Eur. Phys. J. B (2016) 89: 189
https://doi.org/10.1140/epjb/e2016-70132-5

Regular Article

On the origin of multiscaling in stochastic-field models of surface growth

¹ Departamento de Matemáticas, Universidad de Oviedo, Campus de Gijón, 33203 Gijón, Spain
² Grupo Interdisciplinar de Sistemas Complejos (GISC) and Grupo de Dinámica No Lineal (DNL), Escuela Técnica Superior de Ingeniería (ICAI), Universidad Pontificia Comillas, 28015 Madrid, Spain
³ Instituto de Física de Cantabria (IFCA), CSIC–UC, 39005 Santander, Spain

^a e-mail: rgallego@uniovi.es

Received: 3 March 2016
Received in final form: 9 June 2016
Published online: 5 September 2016

Abstract

Multiscaling appears in some non-equilibrium systems when different moments of a bulk averaged state variable scale with different and nontrivial exponents.
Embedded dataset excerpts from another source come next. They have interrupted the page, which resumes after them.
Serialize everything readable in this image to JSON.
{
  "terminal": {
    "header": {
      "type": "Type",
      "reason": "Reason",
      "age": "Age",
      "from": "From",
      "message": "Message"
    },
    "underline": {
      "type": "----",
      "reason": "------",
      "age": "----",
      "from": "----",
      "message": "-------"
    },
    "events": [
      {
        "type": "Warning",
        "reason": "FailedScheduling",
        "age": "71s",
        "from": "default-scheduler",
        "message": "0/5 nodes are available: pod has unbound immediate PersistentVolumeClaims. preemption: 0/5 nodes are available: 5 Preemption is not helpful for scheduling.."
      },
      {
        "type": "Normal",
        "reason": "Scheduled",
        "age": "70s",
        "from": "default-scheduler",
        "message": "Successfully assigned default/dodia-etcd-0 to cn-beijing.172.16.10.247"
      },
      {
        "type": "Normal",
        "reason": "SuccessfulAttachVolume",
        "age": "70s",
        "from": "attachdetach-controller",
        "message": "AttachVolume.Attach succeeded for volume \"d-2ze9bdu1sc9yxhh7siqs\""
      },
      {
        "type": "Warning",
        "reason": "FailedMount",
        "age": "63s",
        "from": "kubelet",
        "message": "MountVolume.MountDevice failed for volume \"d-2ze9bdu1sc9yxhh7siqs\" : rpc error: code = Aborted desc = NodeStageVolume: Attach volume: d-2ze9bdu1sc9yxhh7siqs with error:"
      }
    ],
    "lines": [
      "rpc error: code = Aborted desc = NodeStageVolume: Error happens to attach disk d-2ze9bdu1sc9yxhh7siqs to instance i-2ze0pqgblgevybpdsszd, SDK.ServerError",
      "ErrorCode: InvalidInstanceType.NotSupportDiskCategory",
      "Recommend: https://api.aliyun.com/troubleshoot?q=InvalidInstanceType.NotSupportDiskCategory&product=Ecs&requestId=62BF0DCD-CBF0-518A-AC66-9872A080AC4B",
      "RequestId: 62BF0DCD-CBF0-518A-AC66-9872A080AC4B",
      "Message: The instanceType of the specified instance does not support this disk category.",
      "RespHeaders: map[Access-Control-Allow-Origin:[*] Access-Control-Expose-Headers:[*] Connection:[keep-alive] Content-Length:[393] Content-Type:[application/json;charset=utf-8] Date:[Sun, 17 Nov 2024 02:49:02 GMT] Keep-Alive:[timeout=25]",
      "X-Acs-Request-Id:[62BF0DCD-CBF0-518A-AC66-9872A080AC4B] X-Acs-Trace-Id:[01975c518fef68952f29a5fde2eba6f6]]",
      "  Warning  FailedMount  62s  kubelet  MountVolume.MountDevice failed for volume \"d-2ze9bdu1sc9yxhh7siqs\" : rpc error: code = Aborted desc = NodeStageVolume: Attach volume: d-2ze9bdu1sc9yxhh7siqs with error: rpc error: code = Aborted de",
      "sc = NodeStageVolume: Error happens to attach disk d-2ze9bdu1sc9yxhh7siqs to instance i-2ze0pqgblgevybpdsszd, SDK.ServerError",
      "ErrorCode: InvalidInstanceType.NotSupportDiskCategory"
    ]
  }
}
This multiexponent scaling behaviour is highly nontrivial and is associated with different fractal properties at different observation scales. It is unclear what kind of generic mechanisms could make multiscaling to emerge in continuous hydrodynamic descriptions of dynamical systems with only local interactions, governed by partial-differential equations, in the continuum. Here we present an extensive numerical study of a continuous model of epitaxial thin-film growth, which main characteristic is that it includes infinitely many nonlinearities. For strong enough nonlinearity, the model shows effective multiscaling over a range of time/length scales, while normal monoscaling is actually recovered at long wavelengths. We conjecture that the existence of infinitely many weakly relevant nonlinear terms may lead to this nontrivial scaling behaviour in a generic way.